Find point with same distance but $x$ angle from another point This is probably simple trigonometry however I've forgot how to math. How do I get the values of $X_2, Y_2$ and angle $O$ if I have the values of $X_1, Y_1$ and angle $A$?, where $A$ is the angle between line $L_1$ and $L_2$ and $O$ between $L_1$ and the $x-axis$ 
 A: First find angle $O$:
$$\tan O = \frac{Y_1}{X_1} \implies O=\arctan\left(\frac{Y_1}{X_1}\right).$$
To see the tangent, draw the line perpendicular to the $x$-axis passing through $(X_1,Y_1)$ and see the right angled triangle. Now, we can find $O+A$ in terms of $X_2$ and $Y_2$ using similar logic:
$$ O+A = \arctan\left(\frac{Y_2}{X_2}\right) $$
And thus
$$ A = \arctan\left(\frac{Y_2}{X_2}\right) - \arctan\left(\frac{Y_1}{X_1}\right).$$
Now, bring the expression for $O$ to the LHS and take the tangent on both sides to get $Y_2$ in terms of $X_2$. Since $(X_2,Y_2)$ is on the same circle as $(X_1,Y_1)$, then $X_1^2+Y_1^2=X_2^2+Y_2^2$. Now you have two equations and two unknowns, which should be easy (but quite tedious) to solve. 

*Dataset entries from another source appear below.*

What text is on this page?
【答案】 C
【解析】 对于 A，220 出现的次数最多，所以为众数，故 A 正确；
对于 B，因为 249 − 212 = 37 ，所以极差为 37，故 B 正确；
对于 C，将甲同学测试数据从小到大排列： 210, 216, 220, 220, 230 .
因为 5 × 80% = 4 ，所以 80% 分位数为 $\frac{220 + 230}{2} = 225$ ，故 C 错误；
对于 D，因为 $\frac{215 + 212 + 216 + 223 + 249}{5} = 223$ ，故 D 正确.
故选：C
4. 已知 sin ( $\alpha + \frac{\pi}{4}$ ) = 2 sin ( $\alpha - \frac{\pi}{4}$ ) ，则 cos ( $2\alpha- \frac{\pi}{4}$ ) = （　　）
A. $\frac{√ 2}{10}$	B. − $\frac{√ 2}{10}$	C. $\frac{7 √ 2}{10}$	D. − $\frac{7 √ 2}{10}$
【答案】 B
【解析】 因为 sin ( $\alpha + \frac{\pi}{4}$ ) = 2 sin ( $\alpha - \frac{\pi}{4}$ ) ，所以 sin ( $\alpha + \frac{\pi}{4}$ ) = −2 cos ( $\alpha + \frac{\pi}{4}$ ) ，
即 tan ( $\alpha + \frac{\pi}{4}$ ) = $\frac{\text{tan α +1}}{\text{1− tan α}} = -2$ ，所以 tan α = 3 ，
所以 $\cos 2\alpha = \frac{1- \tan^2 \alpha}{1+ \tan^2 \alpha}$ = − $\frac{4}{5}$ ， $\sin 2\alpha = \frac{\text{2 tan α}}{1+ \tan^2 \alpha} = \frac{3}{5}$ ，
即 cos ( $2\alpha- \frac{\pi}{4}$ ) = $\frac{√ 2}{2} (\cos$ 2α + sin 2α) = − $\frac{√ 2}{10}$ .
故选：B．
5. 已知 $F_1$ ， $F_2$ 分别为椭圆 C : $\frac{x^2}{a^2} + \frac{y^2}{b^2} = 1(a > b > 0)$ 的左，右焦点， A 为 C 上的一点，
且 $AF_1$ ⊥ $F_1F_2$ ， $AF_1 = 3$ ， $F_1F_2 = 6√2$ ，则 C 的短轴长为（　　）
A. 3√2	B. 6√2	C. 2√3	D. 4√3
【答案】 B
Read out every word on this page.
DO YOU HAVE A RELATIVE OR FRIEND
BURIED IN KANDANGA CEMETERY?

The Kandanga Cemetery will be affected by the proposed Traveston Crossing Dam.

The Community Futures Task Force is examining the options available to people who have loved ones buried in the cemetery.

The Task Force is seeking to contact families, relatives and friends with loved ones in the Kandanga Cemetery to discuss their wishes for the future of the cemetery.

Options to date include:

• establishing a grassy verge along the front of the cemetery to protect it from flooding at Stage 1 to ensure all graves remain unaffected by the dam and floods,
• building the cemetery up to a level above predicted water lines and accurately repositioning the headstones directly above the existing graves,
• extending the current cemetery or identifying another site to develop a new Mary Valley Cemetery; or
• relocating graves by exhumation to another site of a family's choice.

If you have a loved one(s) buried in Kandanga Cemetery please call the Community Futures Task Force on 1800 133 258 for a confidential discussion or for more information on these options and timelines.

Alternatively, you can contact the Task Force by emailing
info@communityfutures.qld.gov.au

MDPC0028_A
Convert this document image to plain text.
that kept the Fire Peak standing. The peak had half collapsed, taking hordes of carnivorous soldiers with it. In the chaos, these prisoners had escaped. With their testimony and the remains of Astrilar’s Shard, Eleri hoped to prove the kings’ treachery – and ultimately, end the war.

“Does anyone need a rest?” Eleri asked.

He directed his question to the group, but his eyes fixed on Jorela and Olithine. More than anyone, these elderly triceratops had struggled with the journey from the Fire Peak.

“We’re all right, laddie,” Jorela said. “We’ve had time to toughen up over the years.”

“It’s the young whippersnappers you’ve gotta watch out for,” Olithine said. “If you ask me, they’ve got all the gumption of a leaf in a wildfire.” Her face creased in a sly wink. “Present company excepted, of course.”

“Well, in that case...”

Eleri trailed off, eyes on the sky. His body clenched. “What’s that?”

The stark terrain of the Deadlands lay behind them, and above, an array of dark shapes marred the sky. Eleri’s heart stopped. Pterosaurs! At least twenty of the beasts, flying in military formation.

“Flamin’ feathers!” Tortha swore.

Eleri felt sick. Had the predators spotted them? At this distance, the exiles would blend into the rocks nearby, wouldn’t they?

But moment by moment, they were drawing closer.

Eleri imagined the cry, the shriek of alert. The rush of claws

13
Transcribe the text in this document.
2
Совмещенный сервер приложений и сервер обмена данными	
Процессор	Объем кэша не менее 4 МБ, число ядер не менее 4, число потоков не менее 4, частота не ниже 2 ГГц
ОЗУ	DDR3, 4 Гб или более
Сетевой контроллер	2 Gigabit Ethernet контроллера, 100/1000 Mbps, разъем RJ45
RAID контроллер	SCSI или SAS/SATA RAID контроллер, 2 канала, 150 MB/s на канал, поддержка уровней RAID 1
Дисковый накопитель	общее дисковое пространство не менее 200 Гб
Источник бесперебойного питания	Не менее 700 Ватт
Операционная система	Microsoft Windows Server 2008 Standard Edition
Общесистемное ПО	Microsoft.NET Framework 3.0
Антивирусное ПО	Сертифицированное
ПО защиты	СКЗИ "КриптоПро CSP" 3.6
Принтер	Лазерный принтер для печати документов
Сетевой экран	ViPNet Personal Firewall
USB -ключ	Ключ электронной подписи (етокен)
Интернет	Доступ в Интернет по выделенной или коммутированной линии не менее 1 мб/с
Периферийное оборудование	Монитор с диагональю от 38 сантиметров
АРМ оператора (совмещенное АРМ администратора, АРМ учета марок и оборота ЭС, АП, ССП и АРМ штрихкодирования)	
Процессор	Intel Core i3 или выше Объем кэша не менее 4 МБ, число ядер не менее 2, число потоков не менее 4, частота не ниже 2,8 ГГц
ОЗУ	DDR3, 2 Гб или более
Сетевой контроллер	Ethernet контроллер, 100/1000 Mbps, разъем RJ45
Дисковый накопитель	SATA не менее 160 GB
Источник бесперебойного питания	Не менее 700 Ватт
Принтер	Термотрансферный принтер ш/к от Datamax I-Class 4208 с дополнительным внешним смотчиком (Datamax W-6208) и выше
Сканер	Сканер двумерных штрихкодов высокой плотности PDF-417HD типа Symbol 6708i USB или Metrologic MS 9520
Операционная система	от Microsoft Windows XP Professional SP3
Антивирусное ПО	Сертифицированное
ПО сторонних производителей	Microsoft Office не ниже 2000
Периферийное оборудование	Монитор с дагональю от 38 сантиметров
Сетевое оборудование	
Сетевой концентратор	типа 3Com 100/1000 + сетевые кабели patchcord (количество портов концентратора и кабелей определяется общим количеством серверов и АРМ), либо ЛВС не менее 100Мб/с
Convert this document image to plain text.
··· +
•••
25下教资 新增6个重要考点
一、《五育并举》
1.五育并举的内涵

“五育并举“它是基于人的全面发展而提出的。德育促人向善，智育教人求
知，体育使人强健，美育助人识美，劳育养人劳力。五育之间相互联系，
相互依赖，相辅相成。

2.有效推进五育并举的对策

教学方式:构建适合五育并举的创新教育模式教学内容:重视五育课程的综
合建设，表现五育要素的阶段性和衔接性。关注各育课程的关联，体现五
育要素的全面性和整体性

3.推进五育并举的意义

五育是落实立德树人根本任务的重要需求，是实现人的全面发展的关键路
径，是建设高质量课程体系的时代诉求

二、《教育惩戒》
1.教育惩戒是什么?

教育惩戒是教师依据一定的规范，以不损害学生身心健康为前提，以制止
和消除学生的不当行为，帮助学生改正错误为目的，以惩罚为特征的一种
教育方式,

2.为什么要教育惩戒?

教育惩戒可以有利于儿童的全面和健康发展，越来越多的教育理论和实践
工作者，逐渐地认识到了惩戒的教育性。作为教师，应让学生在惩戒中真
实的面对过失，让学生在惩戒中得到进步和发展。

A: To solve for $O$ just use definition of tangent:
$$O= \arctan\left( \frac{Y_1}{X_1}\right)$$
$(X_2, Y_2)$ is obtained by rotating $(X_1, Y_1)$ by angle $A$ anti-clockwise. This can be computed by a multiplication of a rotational matrix.
$$\begin{bmatrix} X_2 \\ Y_2\end{bmatrix} = \begin{bmatrix} \cos A & - \sin A \\ \sin A & \cos A\end{bmatrix} \begin{bmatrix} X_1 \\ Y_1\end{bmatrix}$$